The campers from 1993 were later present at the signing ceremony of the Declaration of Principles (better known as the Oslo Accords) in Washington, D.C. President Bill Clinton, Israeli Prime Minister Yitzhak Rabin, Israeli Foreign Minister Shimon Peres, and PLO Chairman Yasir Arafat were photographed holding Seeds of Peace T-shirts.

From its start in 1993 through 2010, Seeds says that over 4,000 children have attended the camp. Children have attended from a wide variety of countries, with Seeds offices in Amman, Cairo, Gaza, Jerusalem, Kabul, Lahore, Mumbai, Otisfield, Ramallah, and Tel Aviv as of 2010.

Campers

Selection process
The selection takes about half a year, with most of the participants being 14–16 years old. Typically, applicants to Seeds of Peace apply through the school systems in their home countries. Applicants must demonstrate proficiency in English, leadership skills, and local politics. They are selected on the basis of interviews and written essays. Many of the first-time campers are chosen by the Ministries of Education or other government agencies in their respective countries.

Organization
John Wallach's vision focused on leaders of the next generation—on Seeds who will one day be in positions of power.
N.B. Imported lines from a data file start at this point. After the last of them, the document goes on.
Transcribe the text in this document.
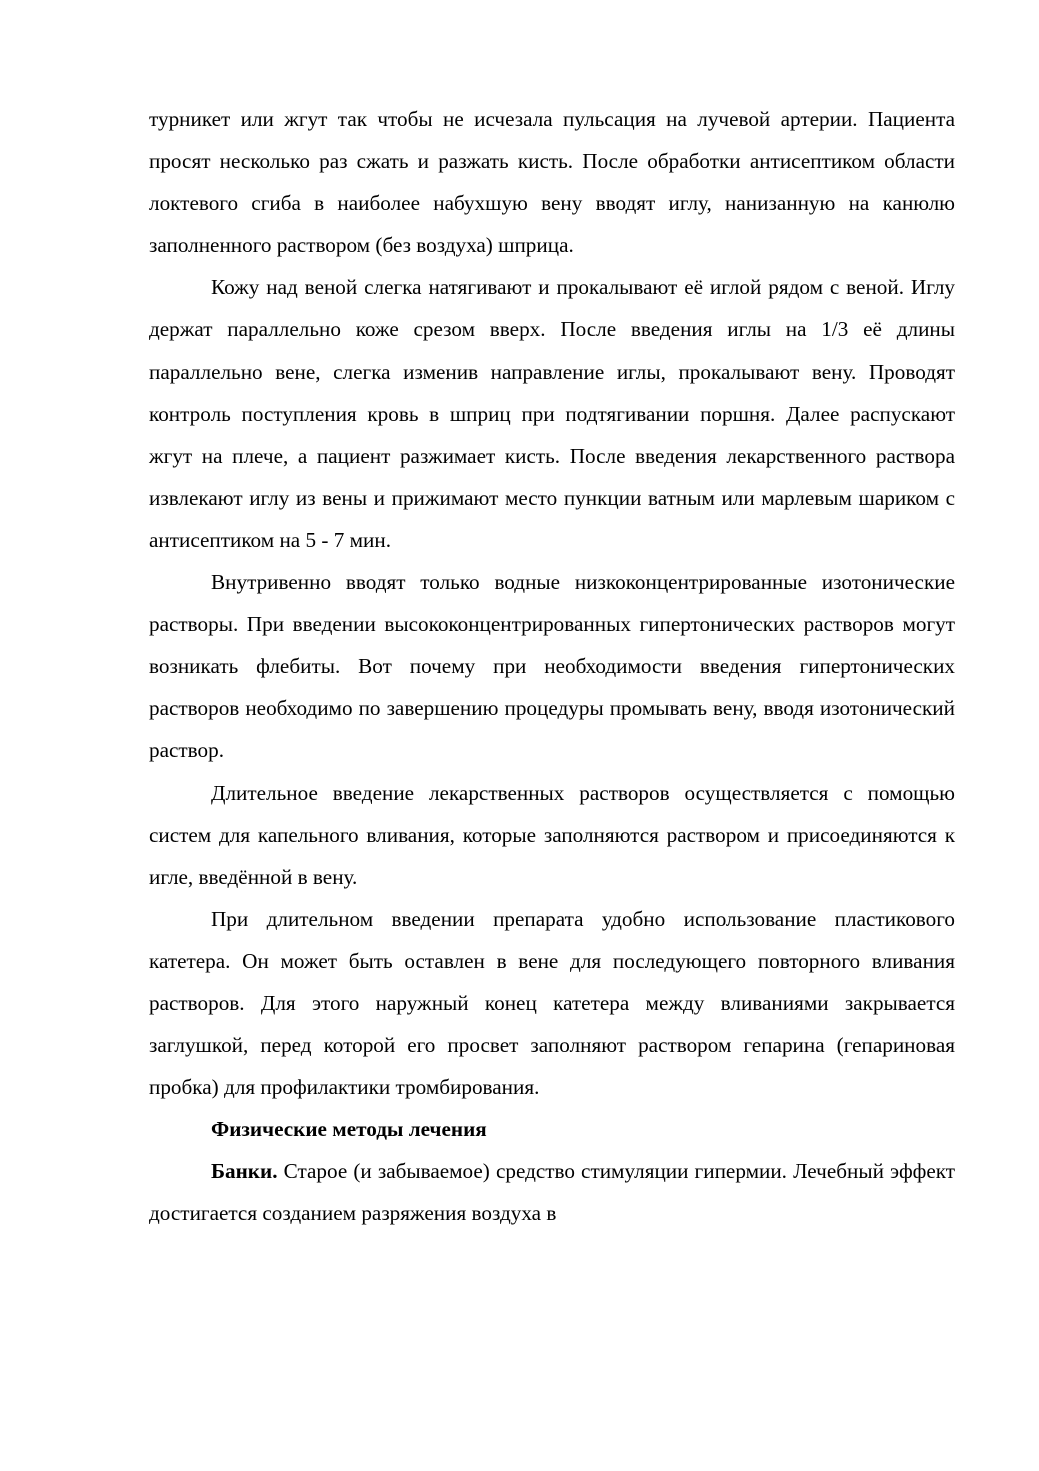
турникет или жгут так чтобы не исчезала пульсация на лучевой артерии. Пациента просят несколько раз сжать и разжать кисть. После обработки антисептиком области локтевого сгиба в наиболее набухшую вену вводят иглу, нанизанную на канюлю заполненного раствором (без воздуха) шприца.

Кожу над веной слегка натягивают и прокалывают её иглой рядом с веной. Иглу держат параллельно коже срезом вверх. После введения иглы на 1/3 её длины параллельно вене, слегка изменив направление иглы, прокалывают вену. Проводят контроль поступления кровь в шприц при подтягивании поршня. Далее распускают жгут на плече, а пациент разжимает кисть. После введения лекарственного раствора извлекают иглу из вены и прижимают место пункции ватным или марлевым шариком с антисептиком на 5 - 7 мин.

Внутривенно вводят только водные низкоконцентрированные изотонические растворы. При введении высококонцентрированных гипертонических растворов могут возникать флебиты. Вот почему при необходимости введения гипертонических растворов необходимо по завершению процедуры промывать вену, вводя изотонический раствор.

Длительное введение лекарственных растворов осуществляется с помощью систем для капельного вливания, которые заполняются раствором и присоединяются к игле, введённой в вену.

При длительном введении препарата удобно использование пластикового катетера. Он может быть оставлен в вене для последующего повторного вливания растворов. Для этого наружный конец катетера между вливаниями закрывается заглушкой, перед которой его просвет заполняют раствором гепарина (гепариновая пробка) для профилактики тромбирования.

Физические методы лечения

Банки. Старое (и забываемое) средство стимуляции гипермии. Лечебный эффект достигается созданием разряжения воздуха в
In the first years of the camp, it became clear that to realize this vision the organization needed the support of people in the regions of conflict in positions of power now. This needs to establish legitimacy on the ground at home inspired the creation of the Delegation Leaders Program. Delegation Leaders are educators from the countries in conflict; they take part in the selection and orientation of Seeds at home. They accompany the Seeds to and from camp. At the camp, they are the eyes and ears of the parents, of their communities; at the same time, they engage in an intense encounter experience of their own. After camp, they are invited to join the growing circles of support for Seeds of Peace.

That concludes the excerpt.